The other problem I see you possibly encountering is that you are trying to decode something that you think is ISO-8583 but it is not. I know there are ISO-8583 ATMs out there, but they are few and far between as I believe most still run IFX, NDC, 911/912 or one of the other vendor specific formats or an emulation of them. Those are much shorter payload messages and there is little to no commonality between them and / or ISO-8583.

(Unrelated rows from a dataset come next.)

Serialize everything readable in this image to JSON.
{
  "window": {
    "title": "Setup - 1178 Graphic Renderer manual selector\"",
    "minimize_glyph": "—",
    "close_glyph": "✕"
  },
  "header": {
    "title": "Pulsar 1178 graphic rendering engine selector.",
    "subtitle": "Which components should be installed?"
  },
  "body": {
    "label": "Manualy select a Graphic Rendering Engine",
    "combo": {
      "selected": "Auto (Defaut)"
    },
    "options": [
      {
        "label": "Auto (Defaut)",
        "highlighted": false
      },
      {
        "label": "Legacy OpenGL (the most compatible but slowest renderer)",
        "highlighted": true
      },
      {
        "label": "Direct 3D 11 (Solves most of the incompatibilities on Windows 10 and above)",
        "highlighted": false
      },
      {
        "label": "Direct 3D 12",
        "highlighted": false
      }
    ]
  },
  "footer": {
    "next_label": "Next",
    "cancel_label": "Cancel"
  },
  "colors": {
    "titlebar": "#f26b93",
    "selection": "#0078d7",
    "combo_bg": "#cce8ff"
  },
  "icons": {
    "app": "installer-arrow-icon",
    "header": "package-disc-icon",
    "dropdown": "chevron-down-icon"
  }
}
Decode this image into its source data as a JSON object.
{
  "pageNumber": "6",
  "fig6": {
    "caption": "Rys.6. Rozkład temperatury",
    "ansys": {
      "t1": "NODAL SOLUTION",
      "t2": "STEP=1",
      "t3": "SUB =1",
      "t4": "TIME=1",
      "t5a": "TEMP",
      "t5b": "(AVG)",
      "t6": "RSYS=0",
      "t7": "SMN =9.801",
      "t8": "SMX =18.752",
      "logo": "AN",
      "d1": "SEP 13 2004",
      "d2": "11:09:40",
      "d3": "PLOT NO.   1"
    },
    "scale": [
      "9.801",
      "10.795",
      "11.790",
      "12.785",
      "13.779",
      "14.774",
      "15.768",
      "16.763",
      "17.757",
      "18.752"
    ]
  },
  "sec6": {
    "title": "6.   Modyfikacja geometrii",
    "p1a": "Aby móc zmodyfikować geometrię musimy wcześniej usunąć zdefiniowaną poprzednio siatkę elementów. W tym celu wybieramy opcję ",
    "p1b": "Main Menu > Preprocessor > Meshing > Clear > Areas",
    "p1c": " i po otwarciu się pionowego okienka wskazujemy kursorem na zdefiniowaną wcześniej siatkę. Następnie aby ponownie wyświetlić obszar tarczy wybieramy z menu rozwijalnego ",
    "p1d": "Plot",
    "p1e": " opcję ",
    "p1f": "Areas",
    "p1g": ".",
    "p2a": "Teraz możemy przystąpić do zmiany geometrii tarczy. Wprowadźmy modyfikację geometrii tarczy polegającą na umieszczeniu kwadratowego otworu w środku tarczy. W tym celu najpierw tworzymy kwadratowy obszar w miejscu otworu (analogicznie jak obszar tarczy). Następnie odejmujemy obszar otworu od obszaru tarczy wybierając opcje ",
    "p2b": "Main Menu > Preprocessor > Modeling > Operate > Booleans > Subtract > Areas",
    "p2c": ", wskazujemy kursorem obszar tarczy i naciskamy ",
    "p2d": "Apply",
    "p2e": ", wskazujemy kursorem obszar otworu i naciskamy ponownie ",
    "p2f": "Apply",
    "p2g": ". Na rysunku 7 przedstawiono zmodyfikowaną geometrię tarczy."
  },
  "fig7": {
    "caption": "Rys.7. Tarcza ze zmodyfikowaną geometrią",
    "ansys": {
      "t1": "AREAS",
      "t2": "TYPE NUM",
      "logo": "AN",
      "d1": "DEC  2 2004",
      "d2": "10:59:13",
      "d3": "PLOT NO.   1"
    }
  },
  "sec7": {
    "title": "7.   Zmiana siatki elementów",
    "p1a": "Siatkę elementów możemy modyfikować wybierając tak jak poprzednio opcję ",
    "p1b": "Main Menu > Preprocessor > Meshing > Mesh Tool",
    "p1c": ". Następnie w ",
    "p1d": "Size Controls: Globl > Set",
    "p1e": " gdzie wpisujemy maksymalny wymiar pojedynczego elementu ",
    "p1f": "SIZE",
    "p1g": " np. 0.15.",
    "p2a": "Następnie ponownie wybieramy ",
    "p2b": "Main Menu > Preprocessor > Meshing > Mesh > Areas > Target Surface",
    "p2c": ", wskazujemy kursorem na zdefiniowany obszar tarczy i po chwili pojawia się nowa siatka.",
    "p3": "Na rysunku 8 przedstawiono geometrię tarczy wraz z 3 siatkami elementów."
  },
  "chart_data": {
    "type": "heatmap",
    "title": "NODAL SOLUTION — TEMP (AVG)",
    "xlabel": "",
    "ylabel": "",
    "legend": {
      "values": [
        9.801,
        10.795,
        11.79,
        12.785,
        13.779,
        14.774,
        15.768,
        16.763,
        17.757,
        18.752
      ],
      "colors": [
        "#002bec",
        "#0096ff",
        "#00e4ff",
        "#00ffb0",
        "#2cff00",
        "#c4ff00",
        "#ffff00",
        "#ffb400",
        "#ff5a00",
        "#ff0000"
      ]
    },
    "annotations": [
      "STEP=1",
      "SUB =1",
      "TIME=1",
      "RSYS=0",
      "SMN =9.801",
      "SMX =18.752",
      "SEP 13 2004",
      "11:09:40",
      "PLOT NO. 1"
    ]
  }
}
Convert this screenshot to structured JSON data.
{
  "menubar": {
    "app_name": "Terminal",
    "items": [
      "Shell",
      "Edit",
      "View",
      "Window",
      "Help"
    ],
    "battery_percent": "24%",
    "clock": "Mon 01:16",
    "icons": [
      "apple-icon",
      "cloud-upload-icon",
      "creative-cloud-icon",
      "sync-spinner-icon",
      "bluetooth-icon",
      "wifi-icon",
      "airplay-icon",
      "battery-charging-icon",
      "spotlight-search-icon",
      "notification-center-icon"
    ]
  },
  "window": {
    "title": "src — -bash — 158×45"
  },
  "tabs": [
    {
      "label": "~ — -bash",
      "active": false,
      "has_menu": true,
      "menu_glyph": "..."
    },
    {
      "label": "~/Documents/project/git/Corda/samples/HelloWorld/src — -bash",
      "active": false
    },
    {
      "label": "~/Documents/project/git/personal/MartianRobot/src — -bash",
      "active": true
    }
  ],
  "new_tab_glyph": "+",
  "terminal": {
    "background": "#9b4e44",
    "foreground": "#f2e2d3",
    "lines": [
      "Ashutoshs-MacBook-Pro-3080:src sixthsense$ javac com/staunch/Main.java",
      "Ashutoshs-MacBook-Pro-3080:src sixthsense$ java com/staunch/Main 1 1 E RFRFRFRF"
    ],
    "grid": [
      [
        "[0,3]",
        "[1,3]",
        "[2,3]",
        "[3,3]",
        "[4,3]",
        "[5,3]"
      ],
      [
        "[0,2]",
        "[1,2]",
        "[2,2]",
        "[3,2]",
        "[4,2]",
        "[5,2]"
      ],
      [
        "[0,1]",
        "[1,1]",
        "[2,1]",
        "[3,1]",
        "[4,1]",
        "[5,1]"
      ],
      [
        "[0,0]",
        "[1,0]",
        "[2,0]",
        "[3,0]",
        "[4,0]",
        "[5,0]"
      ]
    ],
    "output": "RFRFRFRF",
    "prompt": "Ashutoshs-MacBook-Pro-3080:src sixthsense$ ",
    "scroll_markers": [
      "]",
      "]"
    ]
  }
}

On variants of ISO-8583, there are many many variants that share the same primary, secondary, and some tertiary bitmaps. The specification itself allows for a lot of flexibility and customization and definition within certain criteria for many of the bitmaps, and then even the standard ones can have unique differences in the values they contain.
Most I see today are still a variant of ISO-8583-87 (Deluxe's is baseline of many) or a hybrid primarily supporting 01xx, 02xx, 04xx, and 08xx messages. I wouldn't get hung up on the first position too much as other than internally within applications (i.e. Postilion & Base24) it is almost always 0. Some are all text, some BCD with packed bitmaps, some text bitmaps with packed numerics.
The other thing you are going to have to account for is data element ByteMaps and now TLV as well.
So long answer, but we would need to know the format you are trying to parse or at least the make of the ATM.
To reverse a hex dump to a message can be very error prone.
ISO8583 protocol implementation varies based on the data it carries and the format of the individual fields. The field data can be BCD, ASCII etc and it may be fixed data or variable data that has a length indicator preceding the data to enable parsing.
If I look at your message closely, I see a lot of 0x1C's in it. These are generally field separators and it leads me to believe the message is a raw atm message in the atms specification and is not a traditional ISO8583 message.